Strategy as ProtoBuf Message

AutoDist uses Protocol Buffer to standardize strategy representation and its configurations.

Top

autodist/proto/graphitem.proto

AutoDist distributed strategy messages.

Represents how to distribute a TensorFlow computational graph.

GraphItem

Represents the strategy the AutoDist backend will implement.

Field Type Description
graph_def google.protobuf.Any TensorFlow graph_def
grad_target_pairs GraphItem.GradTargetPairsEntry Mapping from grad tensor name to variable name
info GraphItem.Info

GraphItem.GradTargetPairsEntry

Field Type Description
key string
value string

GraphItem.Info

Represents the essential transformed subset of TensorFlow MetaGraph

Right now, it represents a essential AutoDist subset of collections of MetaGraph. In the future, it will generalize to captures.

Field Type Description
variables google.protobuf.Any
table_initializers string
savers google.protobuf.Any

Top

autodist/proto/strategy.proto

AutoDist distributed strategy messages.

Represents how to distribute a TensorFlow computational graph.

Strategy

Represents the strategy the AutoDist backend will implement.

Field Type Description
id string unique strategy identifier
path string optional serialized strategy message temp path
node_config Strategy.Node configuration of some individual nodes of the computational graph
graph_config Strategy.GraphConfig configuration of the computational graph as a whole

Strategy.GraphConfig

Represents the configuration of the graph as a whole.

Based on the list of replicas, the AutoDist backend does a combination of in-graph and between-graph distribution.

Field Type Description
replicas string the number of batch-splitting/data-parallel replicas

Strategy.Node

Represents the configuration of an individual node in the graph.

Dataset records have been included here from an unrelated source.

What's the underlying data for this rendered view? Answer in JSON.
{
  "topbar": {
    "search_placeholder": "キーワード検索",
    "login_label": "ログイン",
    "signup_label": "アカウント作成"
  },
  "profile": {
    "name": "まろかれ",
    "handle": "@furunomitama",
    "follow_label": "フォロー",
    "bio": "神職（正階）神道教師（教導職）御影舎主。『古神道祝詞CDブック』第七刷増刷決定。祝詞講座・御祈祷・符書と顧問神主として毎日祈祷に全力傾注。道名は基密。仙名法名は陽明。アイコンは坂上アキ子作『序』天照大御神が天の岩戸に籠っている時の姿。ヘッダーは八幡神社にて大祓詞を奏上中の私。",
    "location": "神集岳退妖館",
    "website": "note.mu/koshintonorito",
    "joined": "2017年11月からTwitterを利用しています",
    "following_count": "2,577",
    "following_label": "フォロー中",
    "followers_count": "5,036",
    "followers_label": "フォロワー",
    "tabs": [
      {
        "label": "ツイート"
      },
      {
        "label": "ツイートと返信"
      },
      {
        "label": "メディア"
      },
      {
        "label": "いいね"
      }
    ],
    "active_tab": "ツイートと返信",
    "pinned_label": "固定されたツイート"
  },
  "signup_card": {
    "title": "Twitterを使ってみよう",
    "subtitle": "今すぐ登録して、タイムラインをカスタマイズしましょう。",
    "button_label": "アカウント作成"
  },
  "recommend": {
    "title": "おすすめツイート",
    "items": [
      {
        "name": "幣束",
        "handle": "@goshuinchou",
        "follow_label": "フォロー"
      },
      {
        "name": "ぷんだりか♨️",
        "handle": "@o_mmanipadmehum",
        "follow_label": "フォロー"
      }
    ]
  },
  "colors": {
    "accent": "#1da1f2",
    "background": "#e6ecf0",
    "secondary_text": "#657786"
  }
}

Right now, these nodes are just variables in the graph, so the only information they contain is how to synchronize the variable’s gradients.

In the future, for node partitioning, these could be any node in the graph. In that case, they would also have more logic for partitioning the op.

Field Type Description
var_name string variable name
PSSynchronizer PSSynchronizer One of a synchronizer to choose
AllReduceSynchronizer AllReduceSynchronizer One of a synchronizer to choose
partitioner string Optional partitioner configuration, e.g. 1, 2, 1
part_config Strategy.Node Optional node configs for each node partition (if partitioned)

Top

autodist/proto/synchronizers.proto

AutoDist synchronization messages.

AllReduceSynchronizer

Synchronization using AllReduce.

Field Type Description
spec AllReduceSynchronizer.Spec Specification for collective communication
compressor AllReduceSynchronizer.Compressor One of the compressors to choose
group int32 The allreduce group to merge with. The group index should be less than the number of variables

PSSynchronizer

Synchronization using a Parameter Server.

Field Type Description
reduction_destination string Parameter Server to use
local_replication bool Whether to create local proxies of each PS variable
sync bool Whether to sync gradients across between-graph replications
staleness int32 Staleness

AllReduceSynchronizer.Compressor

Which gradient compression method to use

Name Number Description
NoneCompressor 0 No compression
HorovodCompressor 1 Horovod's Compression
HorovodCompressorEF 2 Horovod's Compression but with Error Feedback.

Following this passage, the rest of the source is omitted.